Когда подруга уверенно кивает, я проверяю крепления своих лыж, беру в руки палки, надвигаю на глаза очки и неспешно съезжаю к трассе.

Вдох.

Выдох.

Вдох.

Толчок.

Белоснежные вершины, неправдоподобно синее небо, яркое солнце, сигнальные флажки — все мелькает в моих глазах, сливаясь в одну картину. Стремительно несусь по крутому склону, опьяненная ощущением скорости и свободы. Адреналин бурлит в крови, сердце ритмично стучит. Группируюсь в попытке увеличить скорость. Уверенно объезжаю один снежный завал, миную другой, впереди вижу новое препятствие, но вдруг меня как куклу подбрасывает вверх, одна палка выскальзывает из руки, и я падаю в снег.

Все происходит так быстро, что я не успеваю даже испугаться. Кубарем качусь вниз. Слышу чужой вскрик. Свой стон. Звучное проклятие. А потом наступает тишина.

Понятия не имею сколько проходит времени прежде, чем я понимаю, что все мое тело подмял под себя кто-то в сером сноубордическом костюме.
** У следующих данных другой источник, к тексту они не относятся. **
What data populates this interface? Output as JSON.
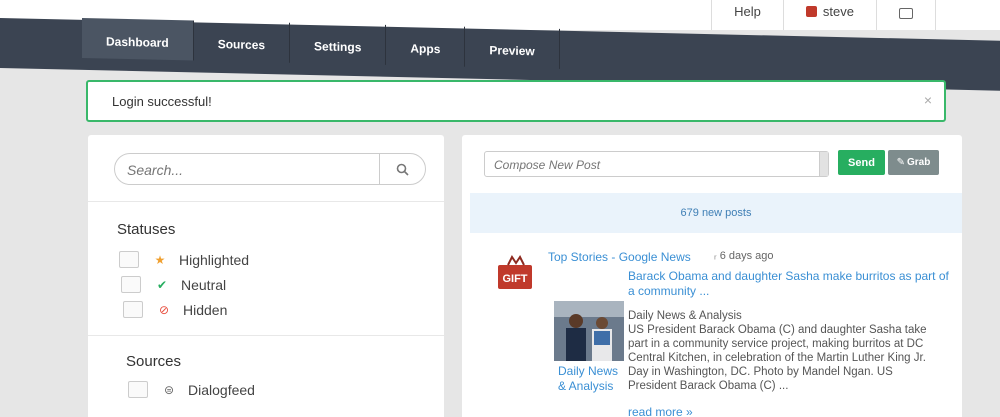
{
  "header": {
    "user_menu": [
      {
        "label": "Help",
        "icon": ""
      },
      {
        "label": "steve",
        "icon": "user-icon"
      },
      {
        "label": "",
        "icon": "wifi-icon"
      }
    ]
  },
  "nav": {
    "tabs": [
      "Dashboard",
      "Sources",
      "Settings",
      "Apps",
      "Preview"
    ],
    "active": "Dashboard"
  },
  "alert": {
    "message": "Login successful!",
    "close": "×"
  },
  "left": {
    "search_placeholder": "Search...",
    "statuses_title": "Statuses",
    "statuses": [
      {
        "label": "Highlighted",
        "icon": "star-icon",
        "color": "#f0a030"
      },
      {
        "label": "Neutral",
        "icon": "check-icon",
        "color": "#27ae60"
      },
      {
        "label": "Hidden",
        "icon": "ban-icon",
        "color": "#e74c3c"
      }
    ],
    "sources_title": "Sources",
    "sources": [
      {
        "label": "Dialogfeed",
        "icon": "wifi-icon"
      }
    ]
  },
  "right": {
    "compose_placeholder": "Compose New Post",
    "send_label": "Send",
    "grab_label": "Grab",
    "new_posts": "679 new posts",
    "post": {
      "source": "Top Stories - Google News",
      "time": "6 days ago",
      "title": "Barack Obama and daughter Sasha make burritos as part of a community ...",
      "source2": "Daily News & Analysis",
      "body_source": "Daily News & Analysis",
      "body": "US President Barack Obama (C) and daughter Sasha take part in a community service project, making burritos at DC Central Kitchen, in celebration of the Martin Luther King Jr. Day in Washington, DC. Photo by Mandel Ngan. US President Barack Obama (C) ...",
      "read_more": "read more »"
    }
  }
}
Пытаюсь что-то сказать, но из груди вырывается только глухой всхлип. Кто бы ни был этот «кто-то», он сильно придавил мне грудь.

В отчаянной попытке насытить легкие кислородом, начинаю барахтаться. Мои уши вновь достигает сдавленное ругательство. Голос грубый и холодный как лед. Мужчина.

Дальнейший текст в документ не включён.